Como acrescenta João Barata, que acredita que “temos de fazer boas perguntas para encontrar melhores respostas”, é importante perceber bem a biologia do doença para poder tratá-la.
Ora, o tratamento é precisamente um dos pontos de chegada desta investigação que começa no estudo dos mecanismos básicos e celulares e se extende ao entendimento do modo como o organismo funciona, para, depois, tentar descobrir ou desenvolver novas estratégias terapêuticas.
Como explica o investigador português “ao mesmo tempo que temos estas questões muito fundamentais para entender a biologia do doença estamos, em paralelo, a tentar desenvolver ferramentas para combatê-la”.
O trabalho para desenvolver um anti-corpo para o recetor da interleucina 7 é precisamente um dos mais recentes esforços da equipa para, no futuro, tentar tratar doentes que tenham uma leucemia deste tipo.
Para já, e embora, como defende o investigador, seja necessário “ter uma perspetiva realista de que o impacto nunca é imediato”, os resultados parecem promissores. “Estamos muito entusiasmados com o que temos em mãos neste momento.

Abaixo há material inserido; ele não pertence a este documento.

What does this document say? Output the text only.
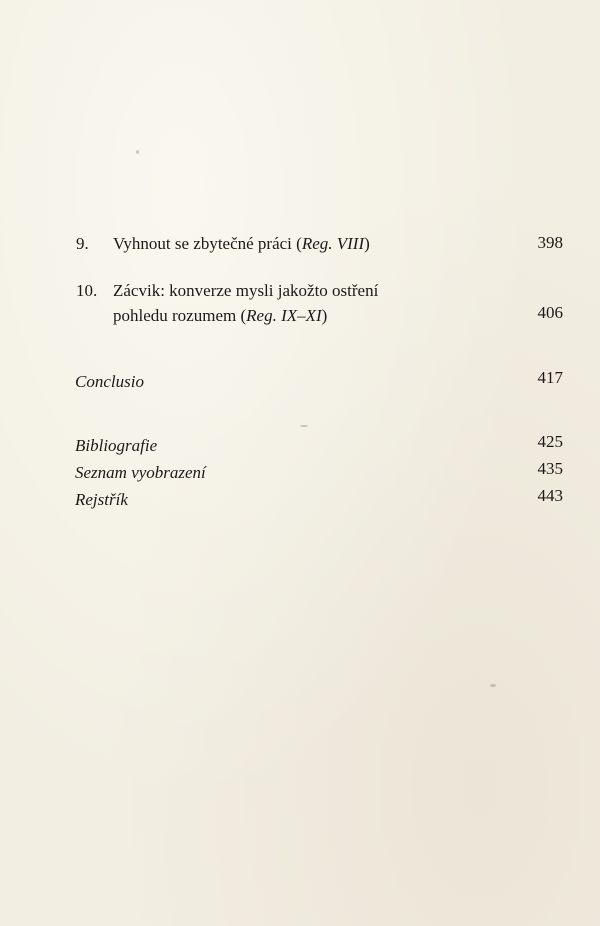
9. Vyhnout se zbytečné práci (Reg. VIII)	398
10. Zácvik: konverze mysli jakožto ostření
pohledu rozumem (Reg. IX–XI)	406
Conclusio	417
Bibliografie	425
Seznam vyobrazení	435
Rejstřík	443
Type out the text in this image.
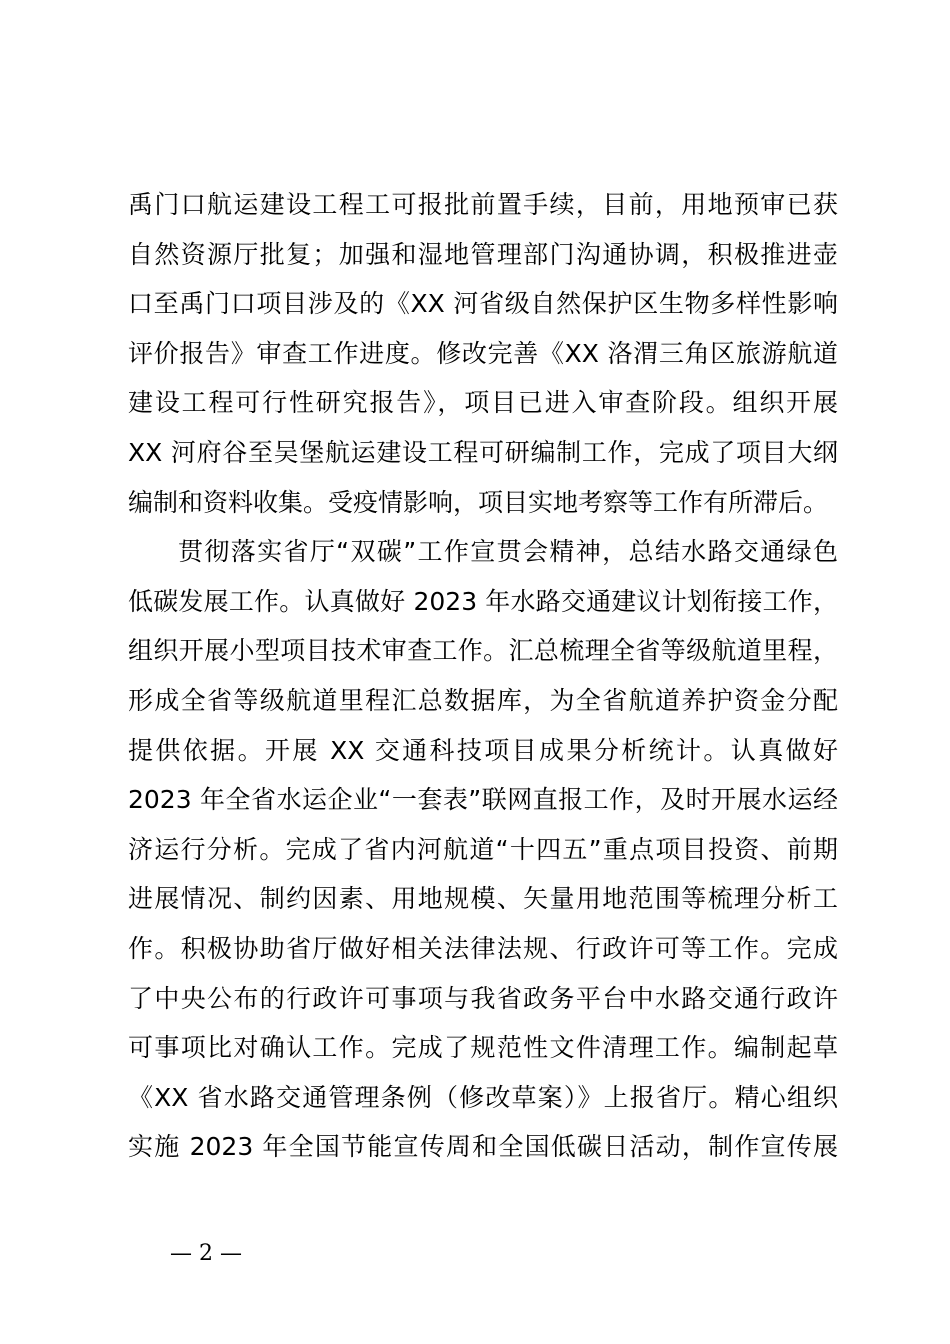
禹门口航运建设工程工可报批前置手续，目前，用地预审已获
自然资源厅批复；加强和湿地管理部门沟通协调，积极推进壶
口至禹门口项目涉及的《XX 河省级自然保护区生物多样性影响
评价报告》审查工作进度。修改完善《XX 洛渭三角区旅游航道
建设工程可行性研究报告》，项目已进入审查阶段。组织开展
XX 河府谷至吴堡航运建设工程可研编制工作，完成了项目大纲
编制和资料收集。受疫情影响，项目实地考察等工作有所滞后。
贯彻落实省厅“双碳”工作宣贯会精神，总结水路交通绿色
低碳发展工作。认真做好 2023 年水路交通建议计划衔接工作，
组织开展小型项目技术审查工作。汇总梳理全省等级航道里程，
形成全省等级航道里程汇总数据库，为全省航道养护资金分配
提供依据。开展 XX 交通科技项目成果分析统计。认真做好
2023 年全省水运企业“一套表”联网直报工作，及时开展水运经
济运行分析。完成了省内河航道“十四五”重点项目投资、前期
进展情况、制约因素、用地规模、矢量用地范围等梳理分析工
作。积极协助省厅做好相关法律法规、行政许可等工作。完成
了中央公布的行政许可事项与我省政务平台中水路交通行政许
可事项比对确认工作。完成了规范性文件清理工作。编制起草
《XX 省水路交通管理条例（修改草案）》上报省厅。精心组织
实施 2023 年全国节能宣传周和全国低碳日活动，制作宣传展
— 2 —
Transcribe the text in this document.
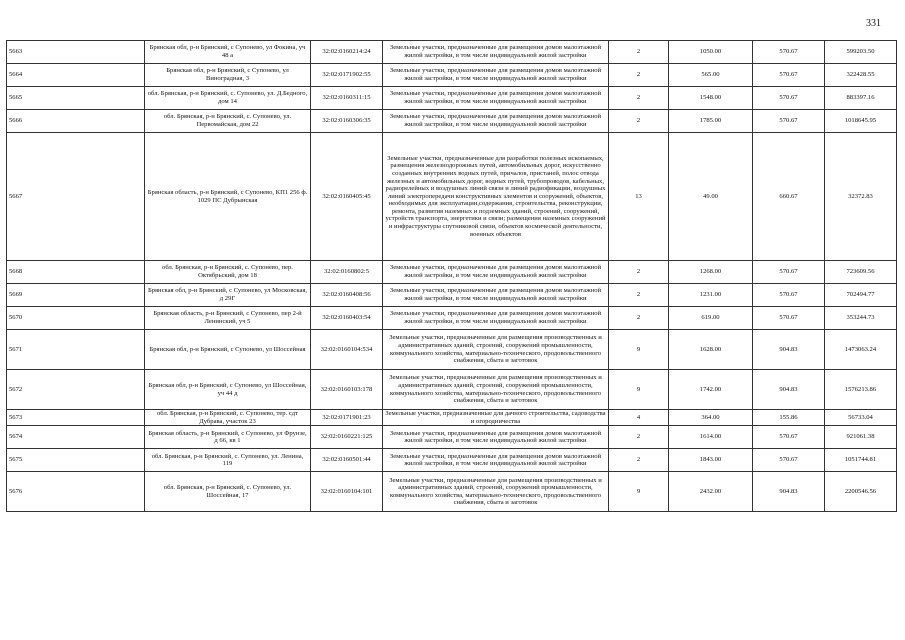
331
5663	Брянская обл, р-н Брянский, с Супонево, ул Фокина, уч 48 а	32:02:0160214:24	Земельные участки, предназначенные для размещения домов малоэтажной жилой застройки, в том числе индивидуальной жилой застройки	2	1050.00	570.67	599203.50
5664	Брянская обл, р-н Брянский, с Супонево, ул Виноградная, 3	32:02:0171902:55	Земельные участки, предназначенные для размещения домов малоэтажной жилой застройки, в том числе индивидуальной жилой застройки	2	565.00	570.67	322428.55
5665	обл. Брянская, р-н Брянский, с. Супонево, ул. Д.Бедного, дом 14	32:02:0160311:15	Земельные участки, предназначенные для размещения домов малоэтажной жилой застройки, в том числе индивидуальной жилой застройки	2	1548.00	570.67	883397.16
5666	обл. Брянская, р-н Брянский, с. Супонево, ул. Первомайская, дом 22	32:02:0160306:35	Земельные участки, предназначенные для размещения домов малоэтажной жилой застройки, в том числе индивидуальной жилой застройки	2	1785.00	570.67	1018645.95
5667	Брянская область, р-н Брянский, с Супонево, КП1 256 ф. 1029 ПС Дубрынская	32:02:0160405:45	Земельные участки, предназначенные для разработки полезных ископаемых, размещения железнодорожных путей, автомобильных дорог, искусственно созданных внутренних водных путей, причалов, пристаней, полос отвода железных и автомобильных дорог, водных путей, трубопроводов, кабельных, радиорелейных и воздушных линий связи и линий радиофикации, воздушных линий электропередачи конструктивных элементов и сооружений, объектов, необходимых для эксплуатации,содержания, строительства, реконструкции, ремонта, развития наземных и подземных зданий, строений, сооружений, устройств транспорта, энергетики и связи; размещения наземных сооружений и инфраструктуры спутниковой связи, объектов космической деятельности, военных объектов	13	49.00	660.67	32372.83
5668	обл. Брянская, р-н Брянский, с. Супонево, пер. Октябрьский, дом 18	32:02:0160802:5	Земельные участки, предназначенные для размещения домов малоэтажной жилой застройки, в том числе индивидуальной жилой застройки	2	1268.00	570.67	723609.56
5669	Брянская обл, р-н Брянский, с Супонево, ул Московская, д 29Г	32:02:0160408:56	Земельные участки, предназначенные для размещения домов малоэтажной жилой застройки, в том числе индивидуальной жилой застройки	2	1231.00	570.67	702494.77
5670	Брянская область, р-н Брянский, с Супонево, пер 2-й Ленинский, уч 5	32:02:0160403:54	Земельные участки, предназначенные для размещения домов малоэтажной жилой застройки, в том числе индивидуальной жилой застройки	2	619.00	570.67	353244.73
5671	Брянская обл, р-н Брянский, с Супонево, ул Шоссейная	32:02:0160104:534	Земельные участки, предназначенные для размещения производственных и административных зданий, строений, сооружений промышленности, коммунального хозяйства, материально-технического, продовольственного снабжения, сбыта и заготовок	9	1628.00	904.83	1473063.24
5672	Брянская обл, р-н Брянский, с Супонево, ул Шоссейная, уч 44 д	32:02:0160103:178	Земельные участки, предназначенные для размещения производственных и административных зданий, строений, сооружений промышленности, коммунального хозяйства, материально-технического, продовольственного снабжения, сбыта и заготовок	9	1742.00	904.83	1576213.86
5673	обл. Брянская, р-н Брянский, с. Супонево, тер. сдт Дубрава, участок 23	32:02:0171901:23	Земельные участки, предназначенные для дачного строительства, садоводства и огородничества	4	364.00	155.86	56733.04
5674	Брянская область, р-н Брянский, с Супонево, ул Фрунзе, д 66, кв 1	32:02:0160221:125	Земельные участки, предназначенные для размещения домов малоэтажной жилой застройки, в том числе индивидуальной жилой застройки	2	1614.00	570.67	921061.38
5675	обл. Брянская, р-н Брянский, с. Супонево, ул. Ленина, 119	32:02:0160501:44	Земельные участки, предназначенные для размещения домов малоэтажной жилой застройки, в том числе индивидуальной жилой застройки	2	1843.00	570.67	1051744.81
5676	обл. Брянская, р-н Брянский, с. Супонево, ул. Шоссейная, 17	32:02:0160104:101	Земельные участки, предназначенные для размещения производственных и административных зданий, строений, сооружений промышленности, коммунального хозяйства, материально-технического, продовольственного снабжения, сбыта и заготовок	9	2432.00	904.83	2200546.56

Temos encontrado coisas muito interessantes e há muitas perguntas novas a surgir”.
Para além dos projetos mais ligados à leucemia e à análise de tumores cerebrais, o grupo encontra-se ainda a trabalhar num projeto na área da cronoterapia. Partindo da ideias de que as células se encontram sujeitas aos chamados ritmos circadianos, os investigadores acreditam que determinadas vias de sinalização dentro da célula, ou seja, determinadas proteínas, poderão estar, também elas, mais ou menos ativadas, consoante a altura do dia.
Ora, como esclarece o investigador, que realizou parte do seu doutoramento em Harvard, “isso significa que, em potencial, podemos usar tratamentos contra essas proteínas de forma cronoterapêutica, ou seja, em determinadas alturas do dia. Porque, a comprovar-se a nossa tese, em determinadas alturas do dia o seu efeito será maior do que noutras”.
A atuar na área da biologia do cancro, da biologia celular e molecular e das terapias dirigidas, o grupo de investigação liderado por João Barata pretende, assim, continuar a trabalhar para identificar e caracterizar um número cada vez maior de biomarcadores e de alvos moleculares que permitam o desenvolvimento de novas terapias, mais seletivas e mais eficazes, no tratamento do cancro.
“Ao mesmo tempo que temos estas questões muito fundamentais para entender a biologia do doença estamos, em paralelo, a tentar desenvolver ferramentas para combatê-la”.